All who did this received the same curt, automated response, “Busy now, please check back later”, which read like Ernest Hemingway had been tasked with boring, rather than depressing, a reader with just six words.

My account was only reinstated when a prominent UK-based journalist was able to get in touch with a human operative at X, and my use of “when” here is literal: 30 seconds after said journalist hung up the phone with a promise to call his X contact, I received an email from the platform saying the suspension had been lifted.

In this email, all previous charges of platform manipulation and spam had mysteriously disappeared, and I was told I’d been suspended because I’d been “sending multiple unsolicited @ replies or mentions”.

Let’s put aside the fact that this was directly contrary to their original stated reasoning, and examine it on its own terms. 

A quick glance through my replies in the time before my suspension reveals what I’d presumed: I’d posted five or six replies in the preceding 48 hours, all of which were pleasant and normal, and all to people I either knew, or who’d reached out to me in the first place.

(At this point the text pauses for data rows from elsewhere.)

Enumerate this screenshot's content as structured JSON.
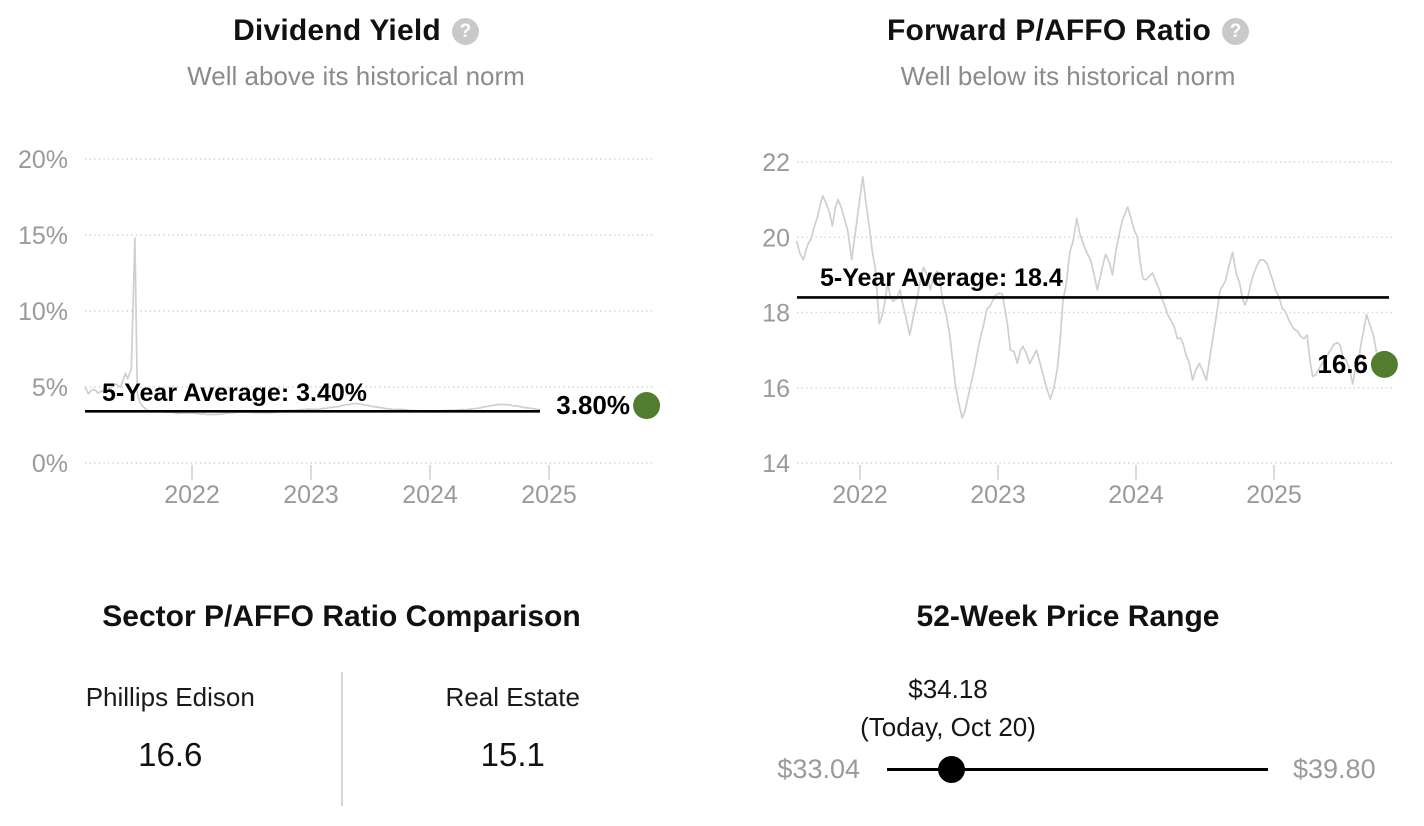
{
  "icons": {
    "help_glyph": "?"
  },
  "colors": {
    "accent_green": "#537d2e",
    "series_gray": "#cfcfcf",
    "grid_gray": "#d4d4d4",
    "axis_gray": "#9a9a9a",
    "average_black": "#000000",
    "subtitle_gray": "#8b8b8b",
    "divider_gray": "#d6d6d6"
  },
  "sector": {
    "title": "Sector P/AFFO Ratio Comparison",
    "items": [
      {
        "label": "Phillips Edison",
        "value": "16.6"
      },
      {
        "label": "Real Estate",
        "value": "15.1"
      }
    ]
  },
  "range": {
    "title": "52-Week Price Range",
    "current_price": "$34.18",
    "current_date": "(Today, Oct 20)",
    "min": "$33.04",
    "max": "$39.80",
    "min_value": 33.04,
    "max_value": 39.8,
    "current_value": 34.18
  },
  "chart_data": [
    {
      "type": "line",
      "title": "Dividend Yield",
      "subtitle": "Well above its historical norm",
      "ylabel": "Dividend Yield (%)",
      "y_ticks": [
        "20%",
        "15%",
        "10%",
        "5%",
        "0%"
      ],
      "y_tick_values": [
        20,
        15,
        10,
        5,
        0
      ],
      "x_ticks": [
        2022,
        2023,
        2024,
        2025
      ],
      "xlim": [
        2021.1,
        2025.85
      ],
      "ylim": [
        0,
        20
      ],
      "grid": "dotted",
      "average_value": 3.4,
      "average_label": "5-Year Average: 3.40%",
      "current_label": "3.80%",
      "current_point": [
        2025.82,
        3.78
      ],
      "series": [
        [
          2021.1,
          5.0
        ],
        [
          2021.13,
          4.55
        ],
        [
          2021.17,
          4.85
        ],
        [
          2021.21,
          4.6
        ],
        [
          2021.26,
          4.75
        ],
        [
          2021.31,
          4.9
        ],
        [
          2021.36,
          5.2
        ],
        [
          2021.4,
          5.0
        ],
        [
          2021.44,
          5.9
        ],
        [
          2021.46,
          5.55
        ],
        [
          2021.49,
          6.2
        ],
        [
          2021.52,
          14.8
        ],
        [
          2021.54,
          4.6
        ],
        [
          2021.56,
          4.0
        ],
        [
          2021.59,
          3.7
        ],
        [
          2021.63,
          3.45
        ],
        [
          2021.7,
          3.4
        ],
        [
          2021.78,
          3.35
        ],
        [
          2021.88,
          3.25
        ],
        [
          2021.98,
          3.3
        ],
        [
          2022.1,
          3.25
        ],
        [
          2022.22,
          3.2
        ],
        [
          2022.35,
          3.3
        ],
        [
          2022.48,
          3.35
        ],
        [
          2022.6,
          3.3
        ],
        [
          2022.72,
          3.35
        ],
        [
          2022.85,
          3.45
        ],
        [
          2022.98,
          3.55
        ],
        [
          2023.1,
          3.6
        ],
        [
          2023.22,
          3.7
        ],
        [
          2023.32,
          3.85
        ],
        [
          2023.4,
          3.9
        ],
        [
          2023.48,
          3.8
        ],
        [
          2023.58,
          3.65
        ],
        [
          2023.7,
          3.5
        ],
        [
          2023.85,
          3.45
        ],
        [
          2024.0,
          3.4
        ],
        [
          2024.15,
          3.45
        ],
        [
          2024.3,
          3.5
        ],
        [
          2024.45,
          3.7
        ],
        [
          2024.58,
          3.85
        ],
        [
          2024.7,
          3.75
        ],
        [
          2024.85,
          3.6
        ],
        [
          2025.0,
          3.5
        ],
        [
          2025.15,
          3.4
        ],
        [
          2025.3,
          3.35
        ],
        [
          2025.45,
          3.4
        ],
        [
          2025.58,
          3.35
        ],
        [
          2025.68,
          3.45
        ],
        [
          2025.76,
          3.55
        ],
        [
          2025.82,
          3.78
        ]
      ]
    },
    {
      "type": "line",
      "title": "Forward P/AFFO Ratio",
      "subtitle": "Well below its historical norm",
      "ylabel": "Forward P/AFFO Ratio",
      "y_ticks": [
        "22",
        "20",
        "18",
        "16",
        "14"
      ],
      "y_tick_values": [
        22,
        20,
        18,
        16,
        14
      ],
      "x_ticks": [
        2022,
        2023,
        2024,
        2025
      ],
      "xlim": [
        2021.54,
        2025.8
      ],
      "ylim": [
        14,
        22
      ],
      "grid": "dotted",
      "average_value": 18.4,
      "average_label": "5-Year Average: 18.4",
      "current_label": "16.6",
      "current_point": [
        2025.8,
        16.62
      ],
      "series": [
        [
          2021.54,
          19.9
        ],
        [
          2021.59,
          19.4
        ],
        [
          2021.62,
          19.8
        ],
        [
          2021.67,
          20.3
        ],
        [
          2021.73,
          21.1
        ],
        [
          2021.8,
          20.3
        ],
        [
          2021.84,
          21.0
        ],
        [
          2021.91,
          20.2
        ],
        [
          2021.94,
          19.4
        ],
        [
          2021.98,
          20.5
        ],
        [
          2022.02,
          21.6
        ],
        [
          2022.07,
          20.2
        ],
        [
          2022.11,
          19.2
        ],
        [
          2022.14,
          17.7
        ],
        [
          2022.2,
          18.8
        ],
        [
          2022.24,
          18.3
        ],
        [
          2022.29,
          18.6
        ],
        [
          2022.36,
          17.4
        ],
        [
          2022.41,
          18.3
        ],
        [
          2022.46,
          19.2
        ],
        [
          2022.51,
          18.6
        ],
        [
          2022.56,
          19.1
        ],
        [
          2022.6,
          18.3
        ],
        [
          2022.65,
          17.4
        ],
        [
          2022.69,
          16.1
        ],
        [
          2022.74,
          15.2
        ],
        [
          2022.78,
          15.7
        ],
        [
          2022.81,
          16.2
        ],
        [
          2022.87,
          17.3
        ],
        [
          2022.92,
          18.1
        ],
        [
          2022.98,
          18.45
        ],
        [
          2023.03,
          18.5
        ],
        [
          2023.09,
          17.0
        ],
        [
          2023.14,
          16.65
        ],
        [
          2023.18,
          17.1
        ],
        [
          2023.23,
          16.65
        ],
        [
          2023.28,
          17.0
        ],
        [
          2023.33,
          16.3
        ],
        [
          2023.38,
          15.7
        ],
        [
          2023.43,
          16.5
        ],
        [
          2023.47,
          18.3
        ],
        [
          2023.52,
          19.6
        ],
        [
          2023.57,
          20.5
        ],
        [
          2023.62,
          19.8
        ],
        [
          2023.67,
          19.4
        ],
        [
          2023.72,
          18.6
        ],
        [
          2023.78,
          19.55
        ],
        [
          2023.83,
          19.0
        ],
        [
          2023.88,
          20.1
        ],
        [
          2023.94,
          20.8
        ],
        [
          2024.01,
          20.0
        ],
        [
          2024.05,
          18.9
        ],
        [
          2024.12,
          19.05
        ],
        [
          2024.17,
          18.6
        ],
        [
          2024.23,
          17.95
        ],
        [
          2024.3,
          17.3
        ],
        [
          2024.36,
          16.9
        ],
        [
          2024.41,
          16.2
        ],
        [
          2024.46,
          16.65
        ],
        [
          2024.51,
          16.2
        ],
        [
          2024.56,
          17.4
        ],
        [
          2024.61,
          18.6
        ],
        [
          2024.67,
          19.2
        ],
        [
          2024.7,
          19.6
        ],
        [
          2024.75,
          18.8
        ],
        [
          2024.79,
          18.2
        ],
        [
          2024.85,
          19.0
        ],
        [
          2024.9,
          19.4
        ],
        [
          2024.95,
          19.3
        ],
        [
          2025.01,
          18.6
        ],
        [
          2025.06,
          18.1
        ],
        [
          2025.12,
          17.7
        ],
        [
          2025.17,
          17.5
        ],
        [
          2025.24,
          17.4
        ],
        [
          2025.28,
          16.3
        ],
        [
          2025.35,
          16.65
        ],
        [
          2025.41,
          17.0
        ],
        [
          2025.46,
          17.2
        ],
        [
          2025.5,
          16.8
        ],
        [
          2025.57,
          16.1
        ],
        [
          2025.61,
          16.65
        ],
        [
          2025.67,
          17.95
        ],
        [
          2025.72,
          17.4
        ],
        [
          2025.75,
          16.8
        ],
        [
          2025.8,
          16.62
        ]
      ]
    }
  ]
}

While I would like to consider myself so important that X placed a scarlet letter beside my name themselves out of pure spite, the most likely explanation is that I was mass reported by the self-same bot farmers I was criticising. 

The question is simply whether the length of my suspension, the lack of response from the platform afterward, and the wildly contradictory reasons finally given for it on reinstatement — was due to incompetence, malice or some strange mixture of both.

So, I still don’t know why I was suspended, but I do know I only got my account reinstated because of a chance acquaintance with a very well-connected British tech reporter, who managed to do something that the combined mass of the Irish media had not: speak to a human being.

Put this way, it’s easier to see why my case caught Irish tech journalists’ attention: this is a reality they have to deal with every day in covering the Irish-headquartered tech platform that still reigns supreme in all aspects of online news coverage in Ireland, and much of the western world.

While I was away, a report came out on US tech website Mashable that found that 75.85% of X’s much vaunted ad traffic during Superbowl weekend was due to bots. 

If that sounds like a lot, believe me, it is. 

“I’ve never seen anything even remotely close to 50%, not to mention 76%,” bot analyst Guy Tytunovich told Mashable reporter Matt Binder, “I’m amazed…I’ve never, ever, ever, ever seen anything even remotely close.” (To put that 76% into further perspective, the fake ad traffic found to be coming from rival platforms over the same period conveys the sheer scale of the disparity: TikTok: 2.6%, Facebook: 2%, Instagram: 0.7%).

Drowning in a sea of platform manipulation, and knowing that a great piece of tech reporting on the way putting this in cold hard numbers, I can imagine — hypothetically, of course — that an indebted and embattled social media platform might be proactive about shutting down any talk about spam or bots, and that a lowly opinion writer such as myself could hypothetically have been caught in the crossfire.

Urging such a theory would, of course, lapse into a level of conjecture unbefitting a tech reporter.

Good thing I’m not a tech reporter, I guess.